But ‘Morning Joe’ hasn’t backtracked or apologized. He says he stands behind his comment.
In his opinion, he insists, telling Hillary to smile is kind of an act of feminism in itself. He says he is practicing gender-blindness by allowing Hillary to be subject to the same criticism as men. After all, that is only fair to her and the American people.
“We’ve hammered all candidates on their style and substance. We try to hold all candidates to the same standard,” he tweeted at 6:51 am Wednesday morning.
And in an opinion piece published in The Washington Post Wednesday night, Scarborough points out that he slammed Trump’s negative post-win attitude just as hard.
“But to those suggesting that critiquing a woman in the same way that one would critique a man is unfair, I can only say that there are no microaggressions when you are running for the highest office in the land,” says Scarborough.
“No man should say ‘smile’ to a woman walking down the street,” explains Scarborough. “But Clinton is not a pedestrian on her way to work. She is the most experienced politician on the national stage today who wants to be the next president of the United States. Critiquing anyone’s political skills who seeks that office is always fair game. Whether your name is Donald, Ted or Hillary.”
But thing is, say feminists and gender experts, he didn’t.
Female politicians experience a double bind, explained Deborah Tannen, an expert on gender and linguistics at Georgetown University, in a phone interview with The Christian Science Monitor on Thursday. And a double bind is different from a double standard. A double bind means there are two mutually exclusive demands, and anything you do to satisfy one violates the other. All female politicians experience a double bind because the demands of being a woman violate the demands of being a strong leader.
“He didn’t tweet Trump should smile,” says Dr. Tannen. “He is saying he would now, but at the time he didn’t tweet Trump should smile. But he did tweet Hillary should smile, even though he admits now that she does smile more. It’s the invisible hand of the double bind.”
And why did he not tweet about Trump’s frown Tuesday night? Probably because it didn’t even register to him, says Tannen.
“You don’t notice when the men don’t smile because you don’t expect them too – and when [Hillary] does smile you don’t notice because it is part of the landscape, it is what you expect. People notice what is unexpected,” adds Tannen. “The trickiest thing about the double bind is that it’s invisible. The reason you are responding the way is because of what you expect for people of that sex. He recognized Hillary didn’t smile because she is female.”
Even if Scarborough had sent the same exact tweet to Donald instead of Hillary Tuesday night, feminists and pro-Hillary advocates say that it’s not the same thing.
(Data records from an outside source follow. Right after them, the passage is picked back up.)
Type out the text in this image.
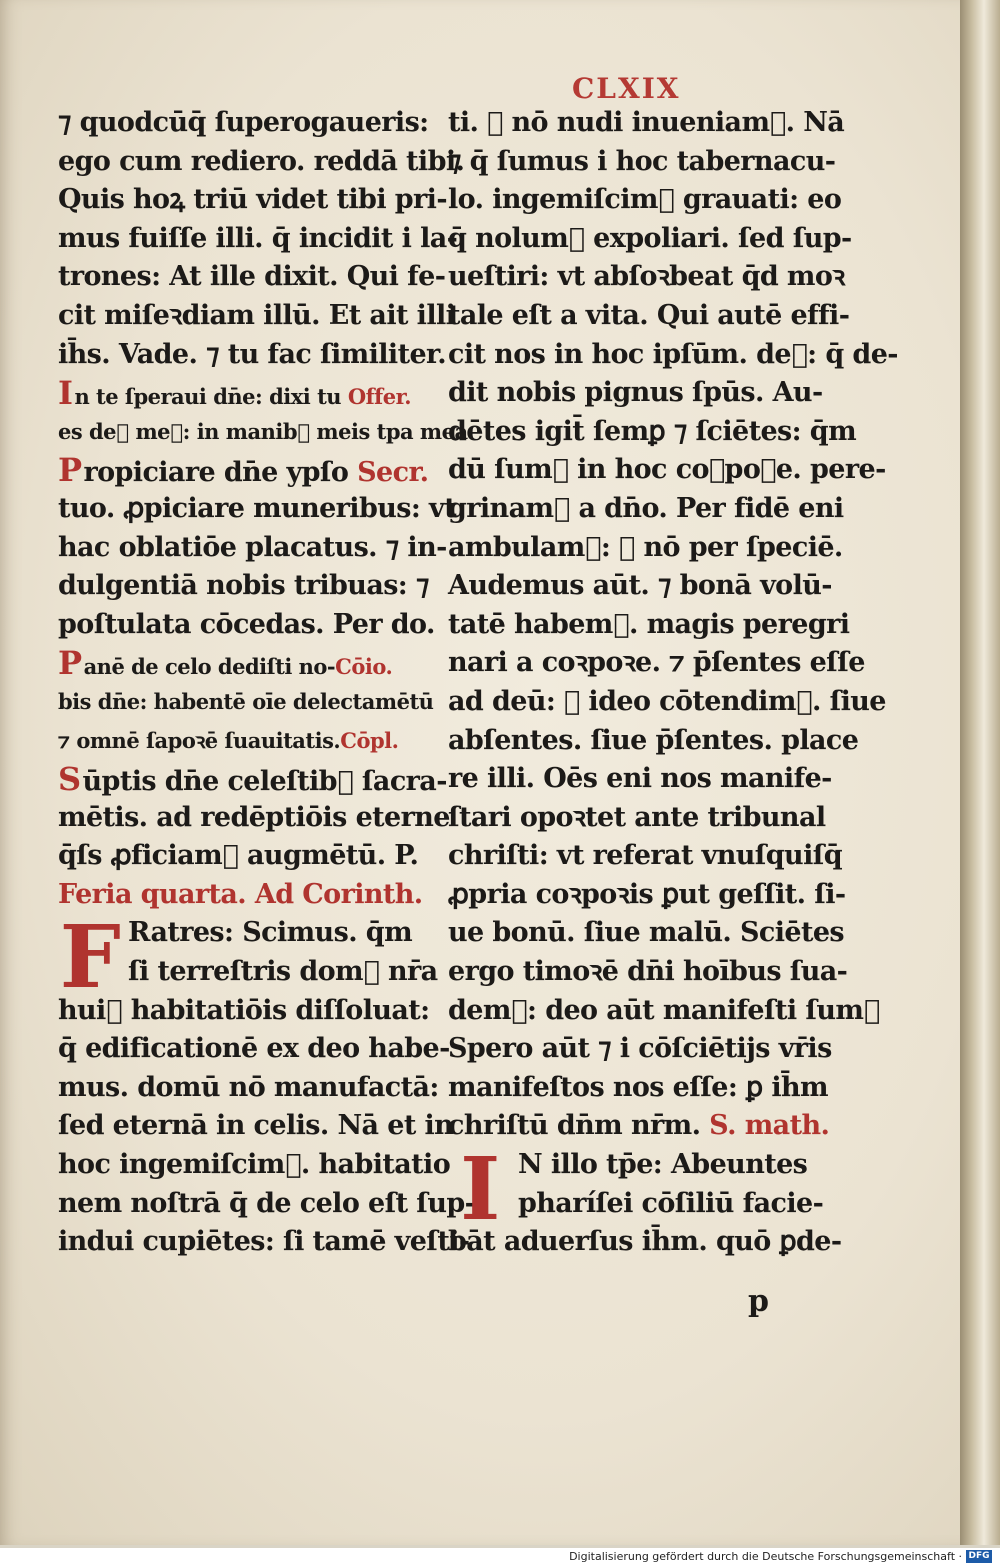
CLXIX
⁊ quodcūq̄ ſuperogaueris:
ego cum rediero. reddā tibi.
Quis hoꝝ triū videt tibi pri-
mus fuiſſe illi. q̄ incidit i la-
trones: At ille dixit. Qui fe-
cit miſeꝛdiam illū. Et ait illi
ih̄s. Vade. ⁊ tu fac ſimiliter.
In te ſperaui dn̄e: dixi tu Offer.
es de᷑ me᷑: in manib᷑ meis tpa mea
Propiciare dn̄e ypſo Secr.
tuo. ꝓpiciare muneribus: vt
hac oblatiōe placatus. ⁊ in-
dulgentiā nobis tribuas: ⁊
poſtulata cōcedas. Per do.
Panē de celo dediſti no-Cōio.
bis dn̄e: habentē oīe delectamētū
⁊ omnē ſapoꝛē ſuauitatis.Cōpl.
Sūptis dn̄e celeſtib᷑ ſacra-
mētis. ad redēptiōis eterne
q̄ſs ꝓficiam᷑ augmētū. P.
Feria quarta. Ad Corinth.
F Ratres: Scimus. q̄m
ſi terreſtris dom᷑ nr̄a
hui᷑ habitatiōis diſſoluat:
q̄ edificationē ex deo habe-
mus. domū nō manufactā:
ſed eternā in celis. Nā et in
hoc ingemiſcim᷑. habitatio
nem noſtrā q̄ de celo eſt ſup-
indui cupiētes: ſi tamē veſti-
ti. ⁊ nō nudi inueniam᷑. Nā
⁊ q̄ ſumus i hoc tabernacu-
lo. ingemiſcim᷑ grauati: eo
q̄ nolum᷑ expoliari. ſed ſup-
ueſtiri: vt abſoꝛbeat q̄d moꝛ
tale eſt a vita. Qui autē effi-
cit nos in hoc ipſūm. de᷑: q̄ de-
dit nobis pignus ſpūs. Au-
dētes igit̄ ſemꝑ ⁊ ſciētes: q̄m
dū ſum᷑ in hoc coꝛpoꝛe. pere-
grinam᷑ a dn̄o. Per fidē eni
ambulam᷑: ⁊ nō per ſpeciē.
Audemus aūt. ⁊ bonā volū-
tatē habem᷑. magis peregri
nari a coꝛpoꝛe. ⁊ p̄ſentes eſſe
ad deū: ⁊ ideo cōtendim᷑. ſiue
abſentes. ſiue p̄ſentes. place
re illi. Oēs eni nos manife-
ſtari opoꝛtet ante tribunal
chriſti: vt referat vnuſquiſq̄
ꝓpria coꝛpoꝛis ꝑut geſſit. ſi-
ue bonū. ſiue malū. Sciētes
ergo timoꝛē dn̄i hoībus ſua-
dem᷑: deo aūt manifeſti ſum᷑
Spero aūt ⁊ i cōſciētijs vr̄is
manifeſtos nos eſſe: ꝑ ih̄m
chriſtū dn̄m nr̄m. S. math.
I N illo tp̄e: Abeuntes
pharíſei cōſiliū facie-
bāt aduerſus ih̄m. quō ꝑde-
p
Digitalisierung gefördert durch die Deutsche Forschungsgemeinschaft · DFG
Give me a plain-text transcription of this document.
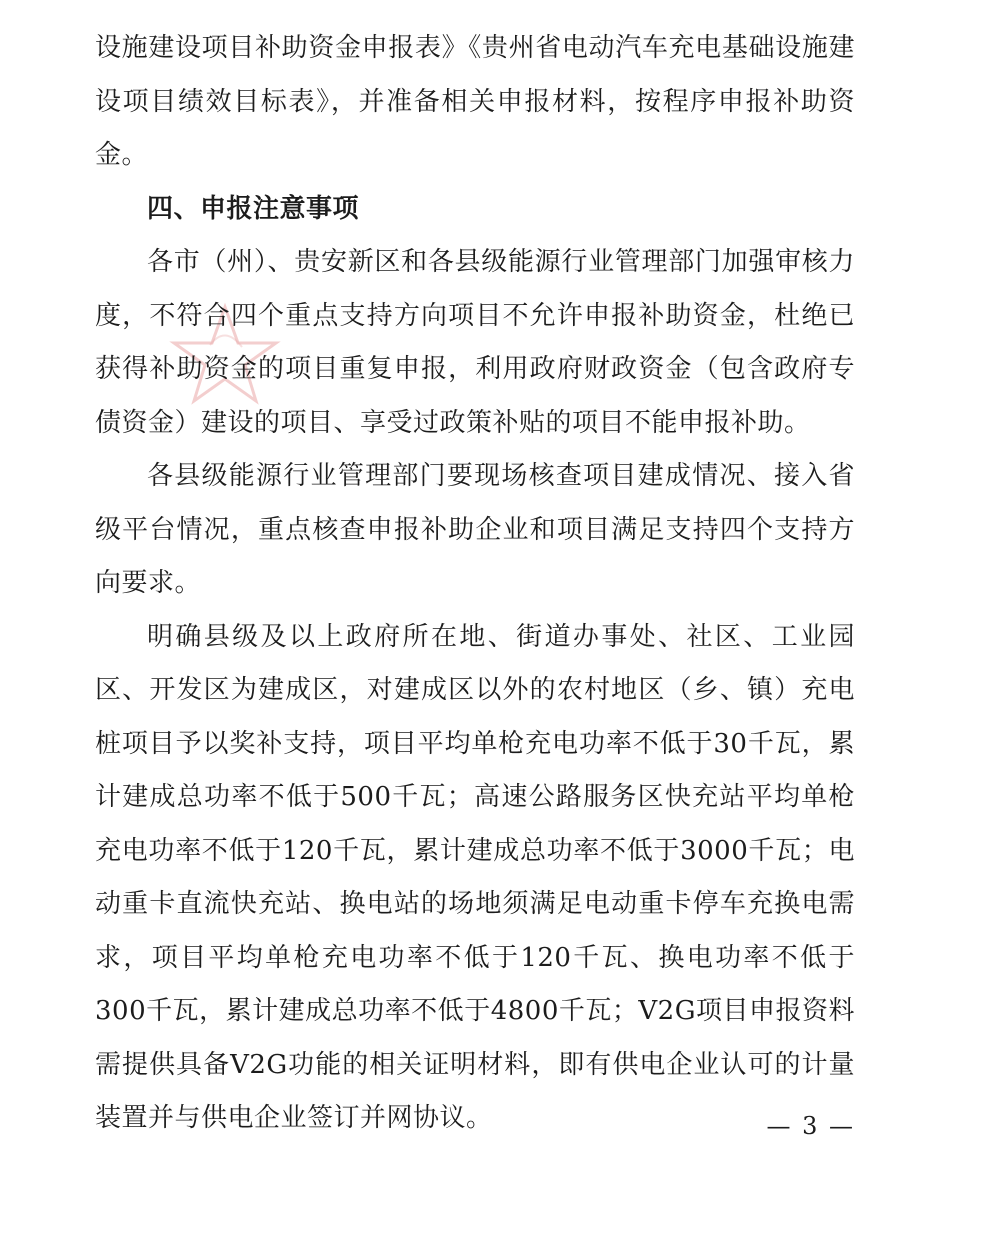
设施建设项目补助资金申报表》《贵州省电动汽车充电基础设施建设项目绩效目标表》，并准备相关申报材料，按程序申报补助资金。

四、申报注意事项

各市（州）、贵安新区和各县级能源行业管理部门加强审核力度，不符合四个重点支持方向项目不允许申报补助资金，杜绝已获得补助资金的项目重复申报，利用政府财政资金（包含政府专债资金）建设的项目、享受过政策补贴的项目不能申报补助。

各县级能源行业管理部门要现场核查项目建成情况、接入省级平台情况，重点核查申报补助企业和项目满足支持四个支持方向要求。

明确县级及以上政府所在地、街道办事处、社区、工业园区、开发区为建成区，对建成区以外的农村地区（乡、镇）充电桩项目予以奖补支持，项目平均单枪充电功率不低于30千瓦，累计建成总功率不低于500千瓦；高速公路服务区快充站平均单枪充电功率不低于120千瓦，累计建成总功率不低于3000千瓦；电动重卡直流快充站、换电站的场地须满足电动重卡停车充换电需求，项目平均单枪充电功率不低于120千瓦、换电功率不低于300千瓦，累计建成总功率不低于4800千瓦；V2G项目申报资料需提供具备V2G功能的相关证明材料，即有供电企业认可的计量装置并与供电企业签订并网协议。	— 3 —
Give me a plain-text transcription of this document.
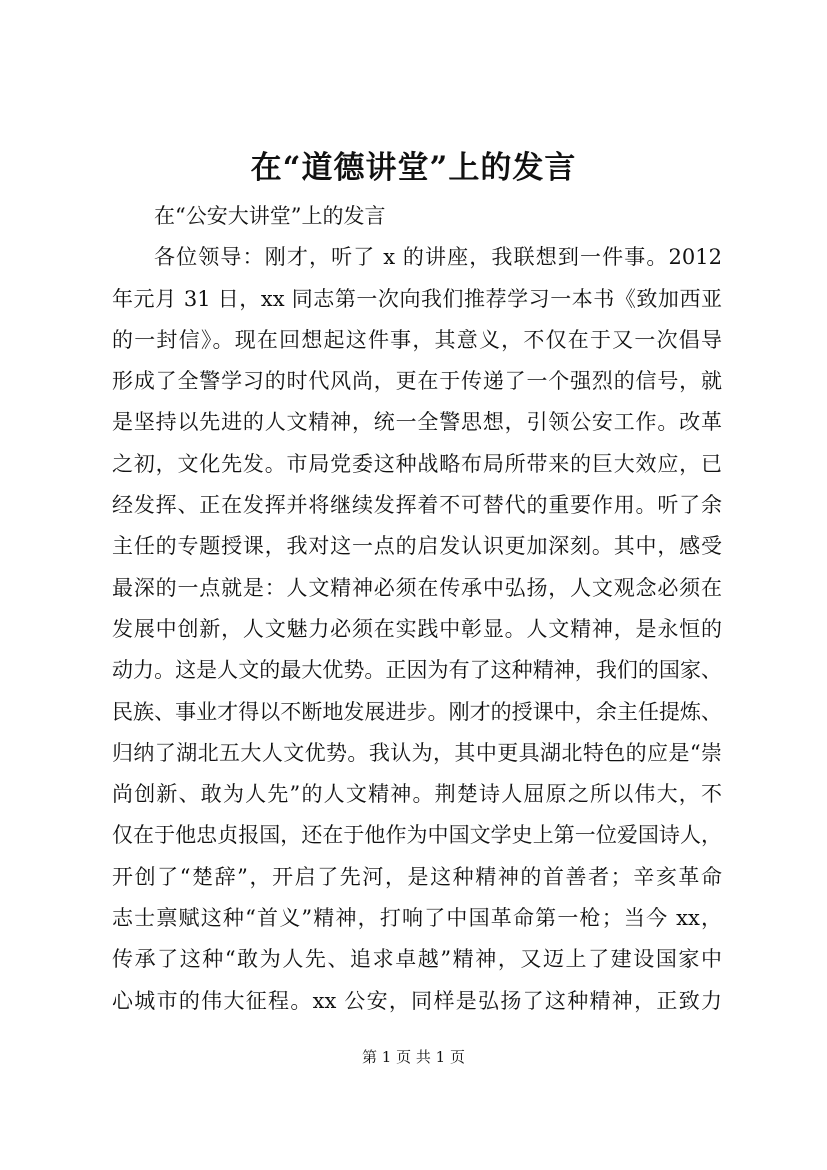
在“道德讲堂”上的发言
在“公安大讲堂”上的发言
各位领导：刚才，听了 x 的讲座，我联想到一件事。2012
年元月 31 日，xx 同志第一次向我们推荐学习一本书《致加西亚
的一封信》。现在回想起这件事，其意义，不仅在于又一次倡导
形成了全警学习的时代风尚，更在于传递了一个强烈的信号，就
是坚持以先进的人文精神，统一全警思想，引领公安工作。改革
之初，文化先发。市局党委这种战略布局所带来的巨大效应，已
经发挥、正在发挥并将继续发挥着不可替代的重要作用。听了余
主任的专题授课，我对这一点的启发认识更加深刻。其中，感受
最深的一点就是：人文精神必须在传承中弘扬，人文观念必须在
发展中创新，人文魅力必须在实践中彰显。人文精神，是永恒的
动力。这是人文的最大优势。正因为有了这种精神，我们的国家、
民族、事业才得以不断地发展进步。刚才的授课中，余主任提炼、
归纳了湖北五大人文优势。我认为，其中更具湖北特色的应是“崇
尚创新、敢为人先”的人文精神。荆楚诗人屈原之所以伟大，不
仅在于他忠贞报国，还在于他作为中国文学史上第一位爱国诗人，
开创了“楚辞”，开启了先河，是这种精神的首善者；辛亥革命
志士禀赋这种“首义”精神，打响了中国革命第一枪；当今 xx，
传承了这种“敢为人先、追求卓越”精神，又迈上了建设国家中
心城市的伟大征程。xx 公安，同样是弘扬了这种精神，正致力
第 1 页 共 1 页
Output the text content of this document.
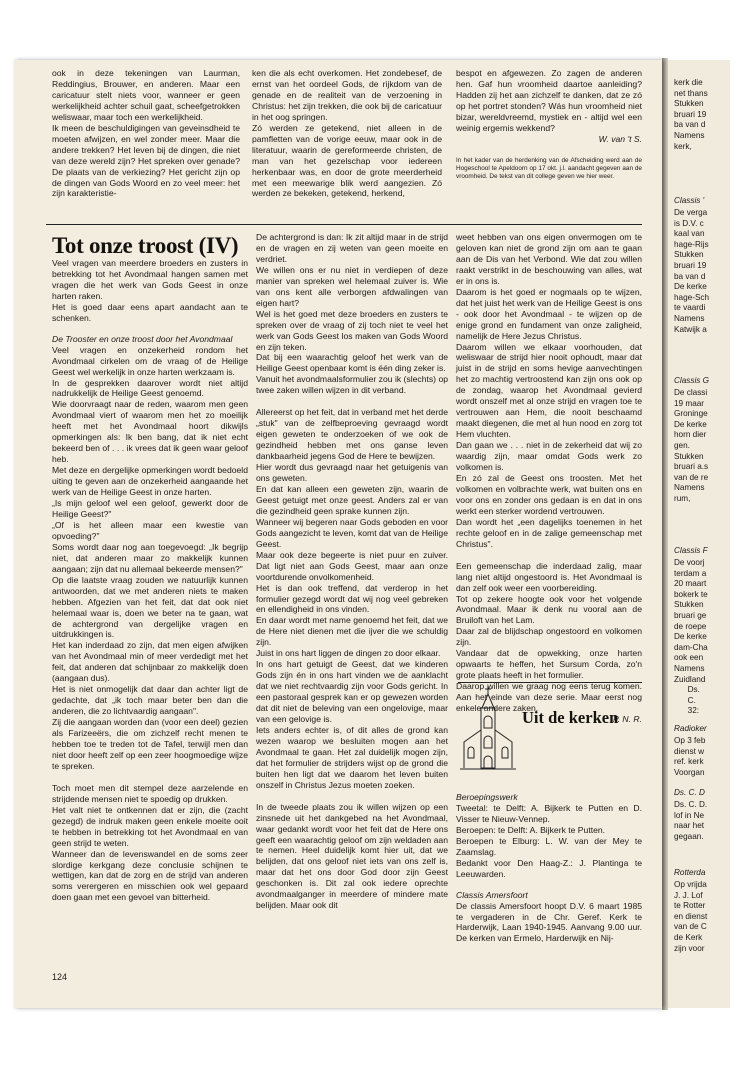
ook in deze tekeningen van Laurman, Reddingius, Brouwer, en anderen. Maar een caricatuur stelt niets voor, wanneer er geen werkelijkheid achter schuil gaat, scheefgetrokken weliswaar, maar toch een werkelijkheid.
Ik meen de beschuldigingen van geveinsdheid te moeten afwijzen, en wel zonder meer. Maar die andere trekken? Het leven bij de dingen, die niet van deze wereld zijn? Het spreken over genade? De plaats van de verkiezing? Het gericht zijn op de dingen van Gods Woord en zo veel meer: het zijn karakteristie-

ken die als echt overkomen. Het zondebesef, de ernst van het oordeel Gods, de rijkdom van de genade en de realiteit van de verzoening in Christus: het zijn trekken, die ook bij de caricatuur in het oog springen.
Zó werden ze getekend, niet alleen in de pamfletten van de vorige eeuw, maar ook in de literatuur, waarin de gereformeerde christen, de man van het gezelschap voor iedereen herkenbaar was, en door de grote meerderheid met een meewarige blik werd aangezien. Zó werden ze bekeken, getekend, herkend,

bespot en afgewezen. Zo zagen de anderen hen. Gaf hun vroomheid daartoe aanleiding? Hadden zij het aan zichzelf te danken, dat ze zó op het portret stonden? Wás hun vroomheid niet bizar, wereldvreemd, mystiek en - altijd wel een weinig ergernis wekkend?

W. van 't S.

In het kader van de herdenking van de Afscheiding werd aan de Hogeschool te Apeldoorn op 17 okt. j.l. aandacht gegeven aan de vroomheid. De tekst van dit college geven we hier weer.

Tot onze troost (IV)

Veel vragen van meerdere broeders en zusters in betrekking tot het Avondmaal hangen samen met vragen die het werk van Gods Geest in onze harten raken.
Het is goed daar eens apart aandacht aan te schenken.

De Trooster en onze troost door het Avondmaal

Veel vragen en onzekerheid rondom het Avondmaal cirkelen om de vraag of de Heilige Geest wel werkelijk in onze harten werkzaam is.
In de gesprekken daarover wordt niet altijd nadrukkelijk de Heilige Geest genoemd.
Wie doorvraagt naar de reden, waarom men geen Avondmaal viert of waarom men het zo moeilijk heeft met het Avondmaal hoort dikwijls opmerkingen als: Ik ben bang, dat ik niet echt bekeerd ben of . . . ik vrees dat ik geen waar geloof heb.
Met deze en dergelijke opmerkingen wordt bedoeld uiting te geven aan de onzekerheid aangaande het werk van de Heilige Geest in onze harten.
„Is mijn geloof wel een geloof, gewerkt door de Heilige Geest?"
„Of is het alleen maar een kwestie van opvoeding?"
Soms wordt daar nog aan toegevoegd: „Ik begrijp niet, dat anderen maar zo makkelijk kunnen aangaan; zijn dat nu allemaal bekeerde mensen?"
Op die laatste vraag zouden we natuurlijk kunnen antwoorden, dat we met anderen niets te maken hebben. Afgezien van het feit, dat dat ook niet helemaal waar is, doen we beter na te gaan, wat de achtergrond van dergelijke vragen en uitdrukkingen is.
Het kan inderdaad zo zijn, dat men eigen afwijken van het Avondmaal min of meer verdedigt met het feit, dat anderen dat schijnbaar zo makkelijk doen (aangaan dus).
Het is niet onmogelijk dat daar dan achter ligt de gedachte, dat „ik toch maar beter ben dan die anderen, die zo lichtvaardig aangaan".
Zij die aangaan worden dan (voor een deel) gezien als Farizeeërs, die om zichzelf recht menen te hebben toe te treden tot de Tafel, terwijl men dan niet door heeft zelf op een zeer hoogmoedige wijze te spreken.

Toch moet men dit stempel deze aarzelende en strijdende mensen niet te spoedig op drukken.
Het valt niet te ontkennen dat er zijn, die (zacht gezegd) de indruk maken geen enkele moeite ooit te hebben in betrekking tot het Avondmaal en van geen strijd te weten.
Wanneer dan de levenswandel en de soms zeer slordige kerkgang deze conclusie schijnen te wettigen, kan dat de zorg en de strijd van anderen soms verergeren en misschien ook wel gepaard doen gaan met een gevoel van bitterheid.

De achtergrond is dan: Ik zit altijd maar in de strijd en de vragen en zij weten van geen moeite en verdriet.
We willen ons er nu niet in verdiepen of deze manier van spreken wel helemaal zuiver is. Wie van ons kent alle verborgen afdwalingen van eigen hart?
Wel is het goed met deze broeders en zusters te spreken over de vraag of zij toch niet te veel het werk van Gods Geest los maken van Gods Woord en zijn teken.
Dat bij een waarachtig geloof het werk van de Heilige Geest openbaar komt is één ding zeker is.
Vanuit het avondmaalsformulier zou ik (slechts) op twee zaken willen wijzen in dit verband.

Allereerst op het feit, dat in verband met het derde „stuk" van de zelfbeproeving gevraagd wordt eigen geweten te onderzoeken of we ook de gezindheid hebben met ons ganse leven dankbaarheid jegens God de Here te bewijzen.
Hier wordt dus gevraagd naar het getuigenis van ons geweten.
En dat kan alleen een geweten zijn, waarin de Geest getuigt met onze geest. Anders zal er van die gezindheid geen sprake kunnen zijn.
Wanneer wij begeren naar Gods geboden en voor Gods aangezicht te leven, komt dat van de Heilige Geest.
Maar ook deze begeerte is niet puur en zuiver. Dat ligt niet aan Gods Geest, maar aan onze voortdurende onvolkomenheid.
Het is dan ook treffend, dat verderop in het formulier gezegd wordt dat wij nog veel gebreken en ellendigheid in ons vinden.
En daar wordt met name genoemd het feit, dat we de Here niet dienen met die ijver die we schuldig zijn.
Juist in ons hart liggen de dingen zo door elkaar.
In ons hart getuigt de Geest, dat we kinderen Gods zijn én in ons hart vinden we de aanklacht dat we niet rechtvaardig zijn voor Gods gericht. In een pastoraal gesprek kan er op gewezen worden dat dit niet de beleving van een ongelovige, maar van een gelovige is.
Iets anders echter is, of dit alles de grond kan wezen waarop we besluiten mogen aan het Avondmaal te gaan. Het zal duidelijk mogen zijn, dat het formulier de strijders wijst op de grond die buiten hen ligt dat we daarom het leven buiten onszelf in Christus Jezus moeten zoeken.

In de tweede plaats zou ik willen wijzen op een zinsnede uit het dankgebed na het Avondmaal, waar gedankt wordt voor het feit dat de Here ons geeft een waarachtig geloof om zijn weldaden aan te nemen. Heel duidelijk komt hier uit, dat we belijden, dat ons geloof niet iets van ons zelf is, maar dat het ons door God door zijn Geest geschonken is. Dit zal ook iedere oprechte avondmaalganger in meerdere of mindere mate belijden. Maar ook dit

weet hebben van ons eigen onvermogen om te geloven kan niet de grond zijn om aan te gaan aan de Dis van het Verbond. Wie dat zou willen raakt verstrikt in de beschouwing van alles, wat er in ons is.
Daarom is het goed er nogmaals op te wijzen, dat het juist het werk van de Heilige Geest is ons - ook door het Avondmaal - te wijzen op de enige grond en fundament van onze zaligheid, namelijk de Here Jezus Christus.
Daarom willen we elkaar voorhouden, dat weliswaar de strijd hier nooit ophoudt, maar dat juist in de strijd en soms hevige aanvechtingen het zo machtig vertroostend kan zijn ons ook op de zondag, waarop het Avondmaal gevierd wordt onszelf met al onze strijd en vragen toe te vertrouwen aan Hem, die nooit beschaamd maakt diegenen, die met al hun nood en zorg tot Hem vluchten.
Dan gaan we . . . niet in de zekerheid dat wij zo waardig zijn, maar omdat Gods werk zo volkomen is.
En zó zal de Geest ons troosten. Met het volkomen en volbrachte werk, wat buiten ons en voor ons en zonder ons gedaan is en dat in ons werkt een sterker wordend vertrouwen.
Dan wordt het „een dagelijks toenemen in het rechte geloof en in de zalige gemeenschap met Christus".

Een gemeenschap die inderdaad zalig, maar lang niet altijd ongestoord is. Het Avondmaal is dan zelf ook weer een voorbereiding.
Tot op zekere hoogte ook voor het volgende Avondmaal. Maar ik denk nu vooral aan de Bruiloft van het Lam.
Daar zal de blijdschap ongestoord en volkomen zijn.
Vandaar dat de opwekking, onze harten opwaarts te heffen, het Sursum Corda, zo'n grote plaats heeft in het formulier.
Daarop willen we graag nog eens terug komen. Aan het einde van deze serie. Maar eerst nog enkele andere zaken.

P. N. R.

Uit de kerken

Beroepingswerk

Tweetal: te Delft: A. Bijkerk te Putten en D. Visser te Nieuw-Vennep.
Beroepen: te Delft: A. Bijkerk te Putten.
Beroepen te Elburg: L. W. van der Mey te Zaamslag.
Bedankt voor Den Haag-Z.: J. Plantinga te Leeuwarden.

Classis Amersfoort

De classis Amersfoort hoopt D.V. 6 maart 1985 te vergaderen in de Chr. Geref. Kerk te Harderwijk, Laan 1940-1945. Aanvang 9.00 uur. De kerken van Ermelo, Harderwijk en Nij-

124
kerk die
net thans
Stukken
bruari 19
ba van d
Namens
kerk,
Classis '
De verga
is D.V. c
kaal van
hage-Rijs
Stukken
bruari 19
ba van d
De kerke
hage-Sch
te vaardi
Namens
Katwijk a
Classis G
De classi
19 maar
Groninge
De kerke
horn dier
gen.
Stukken
bruari a.s
van de re
Namens
rum,
Classis F
De voorj
terdam a
20 maart
bokerk te
Stukken
bruari ge
de roepe
De kerke
dam-Cha
ook een
Namens
Zuidland
Ds.
C.
32:
Radioker
Op 3 feb
dienst w
ref. kerk
Voorgan
Ds. C. D
Ds. C. D.
lof in Ne
naar het
gegaan.
Rotterda
Op vrijda
J. J. Lof
te Rotter
en dienst
van de C
de Kerk
zijn voor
If the same sexist criticism was offered to both a man and woman, they say, it wouldn't carry the same weight in both cases.
“Just because you levy the same criticism towards a man doesn’t mean it will be interpreted the same way,” Nicole Bauer, a professor of gender and politics at the University of Alabama, tells The Monitor in a phone interview Thursday. Female candidates have to “walk the line” between being both tough and likable, but this is “not something that male candidates ever have to consider.”
“If Donald Trump doesn’t smile, he won’t lose any voters on that,” adds Dr. Bauer.